A quick analysis of Google’s Ngram

For this week, I selected one of the Google’s services that I have used frequently as a matter of curiosity and also a way to get general information, Ngram Viewer, which allows for searching  words in books over the years, from 1500 -2008.

Ngram is one of the most impactful Google’s endeavors. It is the result of the digitalization of millions of books and the creation of a search tool that scan the material altogether.  According to an article published on Science by researchers involved in this project (Michel et. al, Quantitative Analysis of Culture Using Millions of Digitized Books, Science, 2011), the “corpus” of books was formed by publications that come from over 40 universities libraries with more than 15 million books digitalized, which corresponds to 12% of all the books ever published. The researchers then selected 5 million publications (4% of all the books ever published) based on the quality of both the metadata providing date and place, which is made available by publishers and libraries, and the optical character recognition (OCR) results, which shows how precisely the system used to digitalize recognizes the letters and symbols printed.

f1-large

Source:  Michel et. al, Quantitative Analysis of Culture Using Millions of Digitized Books, Science, 2011

To properly interpret the results that the tool shows the user, it is necessary to understand how the platform works. “Gram” is a group of characters, including letters, symbols or numbers, without a space. A gram can be a word, a typo or a numerical representation (bag, bagg, 9.593.040). For instance, “bag” is a 1-gram, while “small bag” is a 2-gram. Ngram means a gram composed by “n” number of groups of character.  According to the Ngram information session, word search results are circumscribed to the type of gram one is searching for. If the user typed a 1-gram, the search will be conducted only among 1-grams. The same occurs with a 2-gram and so on.

In the example given by the Ngram programmers, they search for two 2-grams and one 1-gram at the same time: “nursery school”, “child care”, and “kindergarten”, respectively. The answer to be obtained with the platform will be: “… of all the bigrams contained in our sample of books written in English and published in the United States, what percentage of them are “nursery school” or “child care”? Of all the unigrams, what percentage of them are “kindergarten”?” (Please see the first chart at https://books.google.com/ngrams/info).

Thus, the results are dependent on the classification of the gram that one is searching for. In the case above, the dataset where “kindergarten” has been searched is different from the dataset where “nursery school” and “child care” have been searched.

On the other hand, beyond the fact that the platform allows to easily search for classes of words such as adjectives, verbs, nouns, pronouns, adverbs, allowing linguistic comparisons, the capacity of the platform to scan books is much higher than a human capacity. As Michel et. al explain, “If you tried to read only English-language entries from the year 2000 alone, at the reasonable pace of 200 words/min, without interruptions for food or sleep, it would take 80 years.” (Michel et. al, 2011)

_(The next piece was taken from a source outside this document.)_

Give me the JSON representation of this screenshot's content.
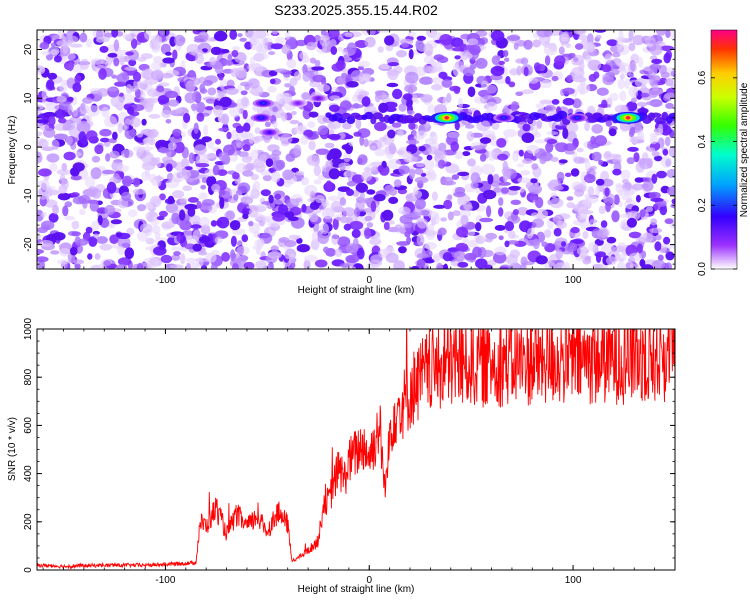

What is interesting about Ngram is that it builds on social knowledge of hundreds of years stored in universities’ libraries transforming millions of physical books into a single digital file. Through a combinatorial process that joins physical materials and also software, such as OCR, search engine, databases, Ngram makes possible the creation of tools that are more than a remediation (Manovich, 2013) of old books and libraries given that with a searchable file many different comparisons and uses are now possible. The fact that it is owned by Google and was built on a project of Harvard scholars (Michel et. al, 2011) shows that societal conditions and previous knowledge, while not determinant, are fundamental to shape who will have chances to reproduce power.

Regarding the limitations of Ngram, an article on Wired (Zhang, Sarah, 2015, The pitfalls of using Google Ngram to study language) shows that the more one unveils how it functions, the more precaution is advisable.  One can’t disregard the fact that optical character recognition technologies (OCR) are not perfect and can incur in results errors when some pixels generated when scanning a book are not accurate. Zhang (2015) explains that fonts patterns in some publications can generate confusion between letters (e.g. s and f), what will generate mistakes. Metadata can also present some errors implying that some information comes from a specific year and place when, in fact, it does not.

From the point of view of the web architecture, Google’s servers are the unique source for the content shown in the Ngram platform. Despite the fact that the physical books are in many different physical places, a user can read a given book on Google books platform and then do the search on Ngram accessing the websites from a computer device no matter where they are. Because it is a proprietary platform, users so far can’t have access to the raw data or even any report that explains the amount of books, 1-gram, 2-gram searched per year or decade. The more transparency the platform offers, the more uses one can make with such a rich application. At the end of the day, the reality created by Ngram is based on no more than 4% of all books ever published according to the researchers who pioneered it. We should keep this in mind.

Finally, the centralization of knowledge in one big player has consequences for the users’ privacy, which is compromised when their searches are identifiable and added to their profile to improve marketing advertisements. I don’t know to what extent this has been currently done, but there is no reason to believe that this is not the case.